The 3D customer experience


Any company can create a customer experience that sets it apart from the competition.

It involves a serious, long term commitment, but means getting just three things right. They are the “three Ds”:

Design, Delivery and DNA.

Design a better experience for your target customers than your competitors offer.

Start by identifying and studying your most profitable customer segments. Try to work out the value of those who rate you high for customer satisfaction against those who rate you as low. Look at how much they spend, how long they stay with you, how often they contact you with queries or complaints.

That will show you how much extra profit increasing customer satisfaction can bring. Next, you need to see what caused customers to rate you as poor.

Here’s a real life example:

The Dutch airline KLM put its customers into different segments. They divided them into high, medium and low value. Then they divided each section into low, medium and high customer satisfaction scores. It showed improving satisfaction for just 20% of  the high value customers was worth €100 million extra profit.

They researched high value satisfied customers. Speed was what they valued most. They designed an initiative called “Make It Speedy.” This included priority security lines, relocating gates and launching a mobile check-in application.

Over time, it included everything from faster booking to a car waiting on arrival. The result was a dramatic change in how target customers felt about their trip. And a large increase in profit for the airline.

Consistently deliver a great experience, with seamless integration across all touch points.

Next you need to make the changes. Put systems in place so that things work right every time and customers feel you care about them.

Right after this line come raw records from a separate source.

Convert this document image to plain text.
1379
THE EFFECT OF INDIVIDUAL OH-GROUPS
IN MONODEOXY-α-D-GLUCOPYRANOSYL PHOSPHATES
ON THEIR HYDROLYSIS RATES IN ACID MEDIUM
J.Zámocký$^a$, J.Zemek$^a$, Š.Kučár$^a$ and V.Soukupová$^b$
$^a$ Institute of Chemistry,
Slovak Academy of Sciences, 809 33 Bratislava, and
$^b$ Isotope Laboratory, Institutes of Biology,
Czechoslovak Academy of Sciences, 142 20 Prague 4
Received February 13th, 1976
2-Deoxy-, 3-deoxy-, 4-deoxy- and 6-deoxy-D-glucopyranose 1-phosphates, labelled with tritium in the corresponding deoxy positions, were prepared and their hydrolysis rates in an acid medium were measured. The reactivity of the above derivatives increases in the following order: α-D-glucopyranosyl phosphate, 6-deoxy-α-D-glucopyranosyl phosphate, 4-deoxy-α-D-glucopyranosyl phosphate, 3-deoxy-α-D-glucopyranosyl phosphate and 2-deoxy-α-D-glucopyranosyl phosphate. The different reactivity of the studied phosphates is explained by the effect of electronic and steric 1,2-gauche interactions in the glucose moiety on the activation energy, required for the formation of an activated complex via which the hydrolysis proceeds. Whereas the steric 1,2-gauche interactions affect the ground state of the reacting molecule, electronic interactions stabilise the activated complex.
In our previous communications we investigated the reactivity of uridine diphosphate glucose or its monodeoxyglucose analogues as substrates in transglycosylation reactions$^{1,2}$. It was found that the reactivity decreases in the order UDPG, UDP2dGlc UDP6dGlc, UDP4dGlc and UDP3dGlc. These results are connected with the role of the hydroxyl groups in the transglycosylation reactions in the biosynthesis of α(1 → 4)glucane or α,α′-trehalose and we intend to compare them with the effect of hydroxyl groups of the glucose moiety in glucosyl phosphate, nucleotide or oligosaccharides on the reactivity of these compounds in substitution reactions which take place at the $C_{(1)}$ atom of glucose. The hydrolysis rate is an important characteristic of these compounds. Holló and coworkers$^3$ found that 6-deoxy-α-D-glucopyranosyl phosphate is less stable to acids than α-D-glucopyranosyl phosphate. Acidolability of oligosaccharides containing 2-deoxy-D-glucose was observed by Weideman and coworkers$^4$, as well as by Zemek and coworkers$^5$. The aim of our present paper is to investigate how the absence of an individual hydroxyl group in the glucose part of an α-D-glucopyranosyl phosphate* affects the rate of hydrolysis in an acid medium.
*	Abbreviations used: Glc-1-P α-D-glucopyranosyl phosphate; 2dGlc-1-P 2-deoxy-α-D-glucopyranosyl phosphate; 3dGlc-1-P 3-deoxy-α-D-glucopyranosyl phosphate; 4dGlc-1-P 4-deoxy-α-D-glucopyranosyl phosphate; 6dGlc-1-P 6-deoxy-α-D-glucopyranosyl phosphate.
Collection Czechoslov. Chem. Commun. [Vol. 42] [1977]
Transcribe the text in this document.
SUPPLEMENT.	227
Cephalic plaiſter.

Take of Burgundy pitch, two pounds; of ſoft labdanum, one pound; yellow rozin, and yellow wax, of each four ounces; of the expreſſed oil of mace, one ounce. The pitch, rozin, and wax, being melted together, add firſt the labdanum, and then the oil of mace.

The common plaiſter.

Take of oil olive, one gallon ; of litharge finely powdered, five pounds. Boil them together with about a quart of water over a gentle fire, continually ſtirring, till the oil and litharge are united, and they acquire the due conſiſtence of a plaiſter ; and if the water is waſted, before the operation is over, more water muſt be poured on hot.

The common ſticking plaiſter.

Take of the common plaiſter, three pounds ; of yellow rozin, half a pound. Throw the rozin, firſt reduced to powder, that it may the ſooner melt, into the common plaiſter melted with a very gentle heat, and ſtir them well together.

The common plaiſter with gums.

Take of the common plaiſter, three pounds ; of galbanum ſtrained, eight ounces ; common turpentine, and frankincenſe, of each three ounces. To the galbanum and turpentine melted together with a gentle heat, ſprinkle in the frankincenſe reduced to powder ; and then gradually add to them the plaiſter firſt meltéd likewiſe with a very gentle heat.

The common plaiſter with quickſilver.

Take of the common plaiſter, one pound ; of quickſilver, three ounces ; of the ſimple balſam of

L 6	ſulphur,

American Express, for example, found that customers who lost a card found it hard to replace it. Some couldn’t find the right number to call. Others had trouble with the automated menu system. They abandoned the call, or else reached an agent who couldn’t help them.

They realised they could delight their best customers by sending them a new card overnight. The new process reduced the number of calls, and customers began using their cards again faster. It was soon profitable.

Finally, build a customer focus into your company’s DNA.

Great businesses never lose focus on the customer. Their goals, values and operations all reflect that focus. Their employees know that creating a great experience is part of their job, and they have the power to do so.

They have a customer-focused culture based on using feedback for learning and improvement. Senior executives often talk about the customer experience. It’s a part of all ongoing business reviews and strategy discussions. Senior managers talk to customers every day and take quick action to address any issues. Most build the customer experience into their employee training programmes. They also reinforce the message through internal websites and other communications.